AutoML – Similar to the elucidation of data analysis and visualization that Tableau and PowerBI provided, AutoML seeks to expand the capabilities of machine learning beyond those of practicing data scientists. While broad enterprise AutoML platforms such as Datarobot and Dataiqu have grown in recent years, companies like Pecan, BeyondMinds, Noogata, and others are developing AutoML integrations into companies’ existing analytic workflows, providing powerful use-case and sector specific predictive powers.
Infrastructure – Model complexity and scale are rapidly increasing, necessitating faster, cheaper, and more efficient infrastructure. Many frameworks to date are built on combinations of GPUs and traditional storages, mediums ill-equipped for the task.

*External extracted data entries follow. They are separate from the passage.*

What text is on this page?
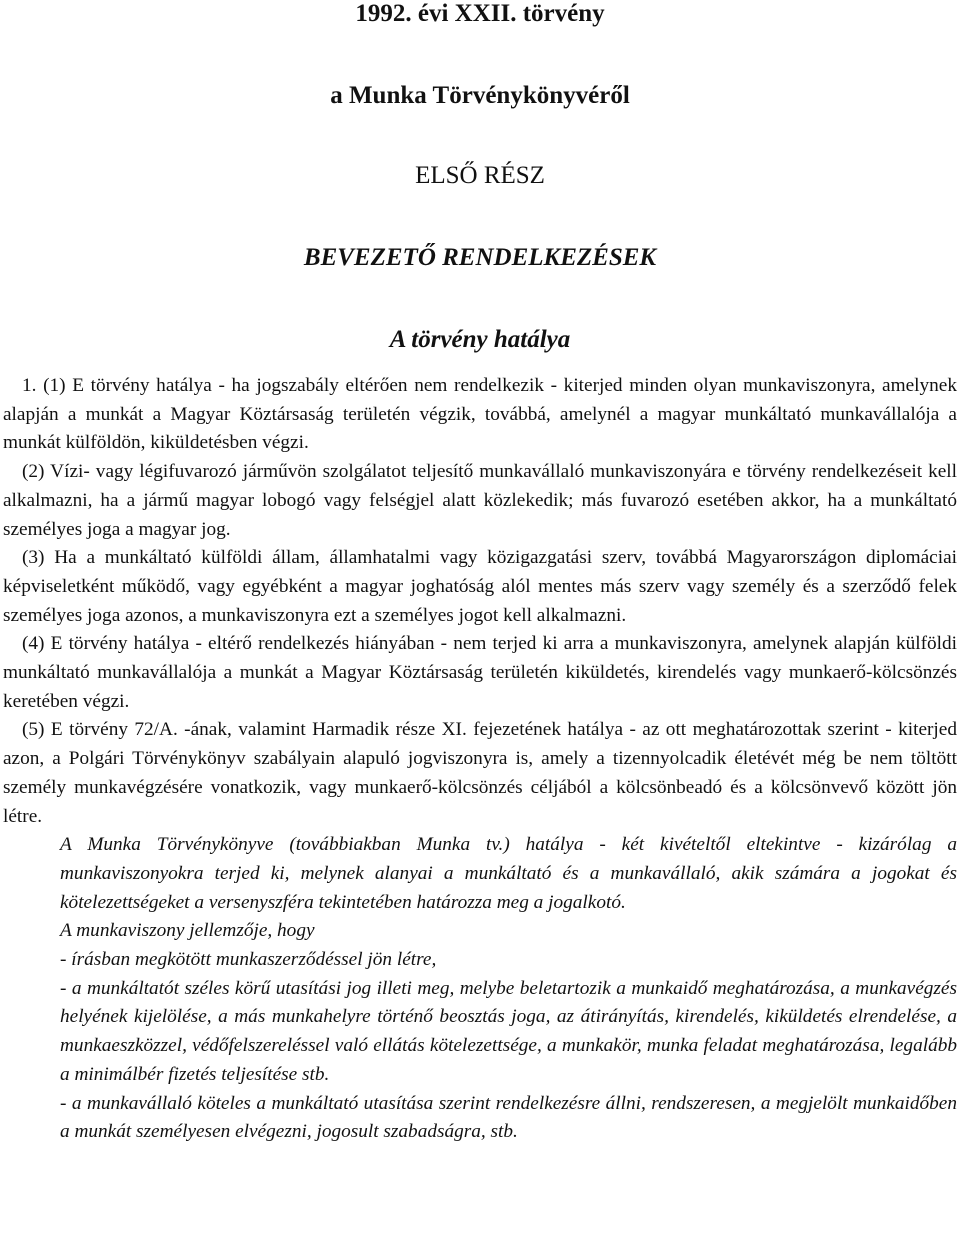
1992. évi XXII. törvény
a Munka Törvénykönyvéről
ELSŐ RÉSZ
BEVEZETŐ RENDELKEZÉSEK
A törvény hatálya

1. (1) E törvény hatálya - ha jogszabály eltérően nem rendelkezik - kiterjed minden olyan munkaviszonyra, amelynek alapján a munkát a Magyar Köztársaság területén végzik, továbbá, amelynél a magyar munkáltató munkavállalója a munkát külföldön, kiküldetésben végzi.

(2) Vízi- vagy légifuvarozó járművön szolgálatot teljesítő munkavállaló munkaviszonyára e törvény rendelkezéseit kell alkalmazni, ha a jármű magyar lobogó vagy felségjel alatt közlekedik; más fuvarozó esetében akkor, ha a munkáltató személyes joga a magyar jog.

(3) Ha a munkáltató külföldi állam, államhatalmi vagy közigazgatási szerv, továbbá Magyarországon diplomáciai képviseletként működő, vagy egyébként a magyar joghatóság alól mentes más szerv vagy személy és a szerződő felek személyes joga azonos, a munkaviszonyra ezt a személyes jogot kell alkalmazni.

(4) E törvény hatálya - eltérő rendelkezés hiányában - nem terjed ki arra a munkaviszonyra, amelynek alapján külföldi munkáltató munkavállalója a munkát a Magyar Köztársaság területén kiküldetés, kirendelés vagy munkaerő-kölcsönzés keretében végzi.

(5) E törvény 72/A. -ának, valamint Harmadik része XI. fejezetének hatálya - az ott meghatározottak szerint - kiterjed azon, a Polgári Törvénykönyv szabályain alapuló jogviszonyra is, amely a tizennyolcadik életévét még be nem töltött személy munkavégzésére vonatkozik, vagy munkaerő-kölcsönzés céljából a kölcsönbeadó és a kölcsönvevő között jön létre.

A Munka Törvénykönyve (továbbiakban Munka tv.) hatálya - két kivételtől eltekintve - kizárólag a munkaviszonyokra terjed ki, melynek alanyai a munkáltató és a munkavállaló, akik számára a jogokat és kötelezettségeket a versenyszféra tekintetében határozza meg a jogalkotó.

A munkaviszony jellemzője, hogy

- írásban megkötött munkaszerződéssel jön létre,

- a munkáltatót széles körű utasítási jog illeti meg, melybe beletartozik a munkaidő meghatározása, a munkavégzés helyének kijelölése, a más munkahelyre történő beosztás joga, az átirányítás, kirendelés, kiküldetés elrendelése, a munkaeszközzel, védőfelszereléssel való ellátás kötelezettsége, a munkakör, munka feladat meghatározása, legalább a minimálbér fizetés teljesítése stb.

- a munkavállaló köteles a munkáltató utasítása szerint rendelkezésre állni, rendszeresen, a megjelölt munkaidőben a munkát személyesen elvégezni, jogosult szabadságra, stb.
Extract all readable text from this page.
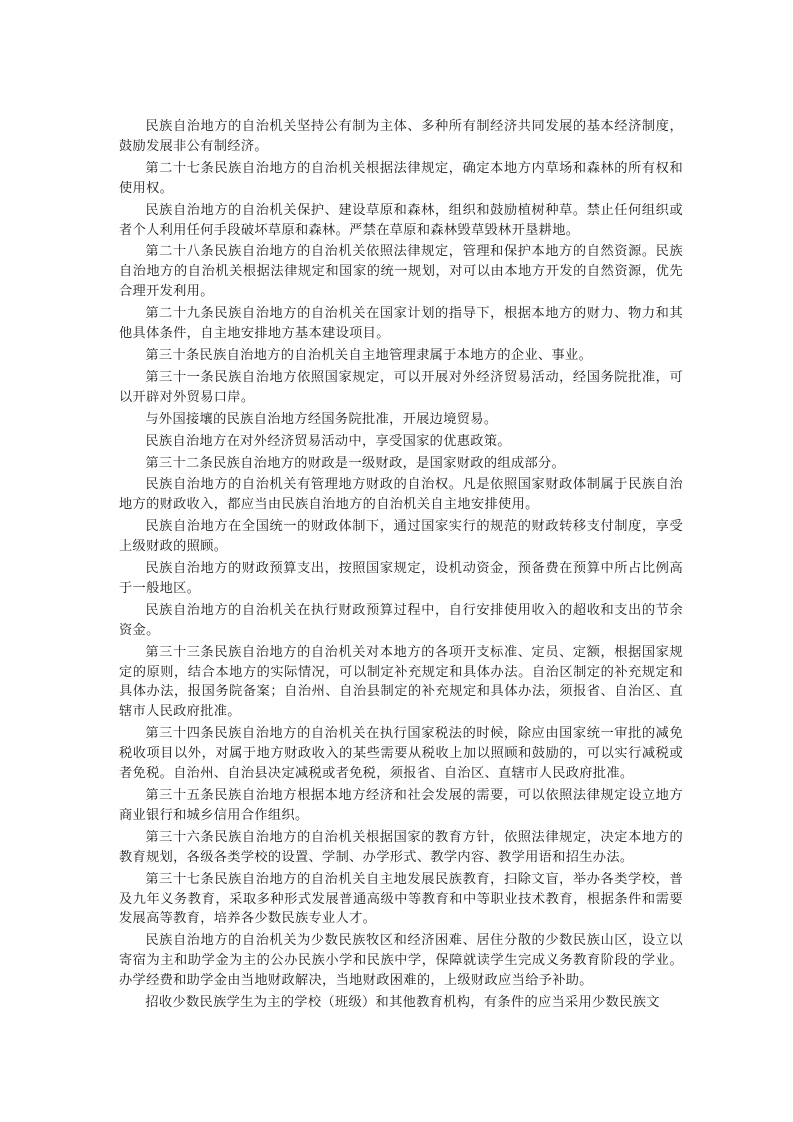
民族自治地方的自治机关坚持公有制为主体、多种所有制经济共同发展的基本经济制度，鼓励发展非公有制经济。

第二十七条民族自治地方的自治机关根据法律规定，确定本地方内草场和森林的所有权和使用权。

民族自治地方的自治机关保护、建设草原和森林，组织和鼓励植树种草。禁止任何组织或者个人利用任何手段破坏草原和森林。严禁在草原和森林毁草毁林开垦耕地。

第二十八条民族自治地方的自治机关依照法律规定，管理和保护本地方的自然资源。民族自治地方的自治机关根据法律规定和国家的统一规划，对可以由本地方开发的自然资源，优先合理开发利用。

第二十九条民族自治地方的自治机关在国家计划的指导下，根据本地方的财力、物力和其他具体条件，自主地安排地方基本建设项目。

第三十条民族自治地方的自治机关自主地管理隶属于本地方的企业、事业。

第三十一条民族自治地方依照国家规定，可以开展对外经济贸易活动，经国务院批准，可以开辟对外贸易口岸。

与外国接壤的民族自治地方经国务院批准，开展边境贸易。

民族自治地方在对外经济贸易活动中，享受国家的优惠政策。

第三十二条民族自治地方的财政是一级财政，是国家财政的组成部分。

民族自治地方的自治机关有管理地方财政的自治权。凡是依照国家财政体制属于民族自治地方的财政收入，都应当由民族自治地方的自治机关自主地安排使用。

民族自治地方在全国统一的财政体制下，通过国家实行的规范的财政转移支付制度，享受上级财政的照顾。

民族自治地方的财政预算支出，按照国家规定，设机动资金，预备费在预算中所占比例高于一般地区。

民族自治地方的自治机关在执行财政预算过程中，自行安排使用收入的超收和支出的节余资金。

第三十三条民族自治地方的自治机关对本地方的各项开支标准、定员、定额，根据国家规定的原则，结合本地方的实际情况，可以制定补充规定和具体办法。自治区制定的补充规定和具体办法，报国务院备案；自治州、自治县制定的补充规定和具体办法，须报省、自治区、直辖市人民政府批准。

第三十四条民族自治地方的自治机关在执行国家税法的时候，除应由国家统一审批的减免税收项目以外，对属于地方财政收入的某些需要从税收上加以照顾和鼓励的，可以实行减税或者免税。自治州、自治县决定减税或者免税，须报省、自治区、直辖市人民政府批准。

第三十五条民族自治地方根据本地方经济和社会发展的需要，可以依照法律规定设立地方商业银行和城乡信用合作组织。

第三十六条民族自治地方的自治机关根据国家的教育方针，依照法律规定，决定本地方的教育规划，各级各类学校的设置、学制、办学形式、教学内容、教学用语和招生办法。

第三十七条民族自治地方的自治机关自主地发展民族教育，扫除文盲，举办各类学校，普及九年义务教育，采取多种形式发展普通高级中等教育和中等职业技术教育，根据条件和需要发展高等教育，培养各少数民族专业人才。

民族自治地方的自治机关为少数民族牧区和经济困难、居住分散的少数民族山区，设立以寄宿为主和助学金为主的公办民族小学和民族中学，保障就读学生完成义务教育阶段的学业。办学经费和助学金由当地财政解决，当地财政困难的，上级财政应当给予补助。

招收少数民族学生为主的学校（班级）和其他教育机构，有条件的应当采用少数民族文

The Israeli MLOps ecosystem has made significant leaps in this arena, with startups such as Habana and Hailo crafting new AI-dedicated chips for data centers, while organizations like Run:AI virtualize existing clusters of GPUs. VAST Data, a portfolio company of Greenfield Partners, and Weka materially increase storage speeds, optimizing data centers to handle the steep requirements of modern AI applications.
While the promise of AI has made its way into our lives, its steep barriers and increasing requirements have made only the most technologically advanced organizations able to harness its true potential. The entrance of MLOps, however, addresses these complexities, lending accessibility to ever-increasing cohorts seeking to leverage AI with less complexity and required expertise.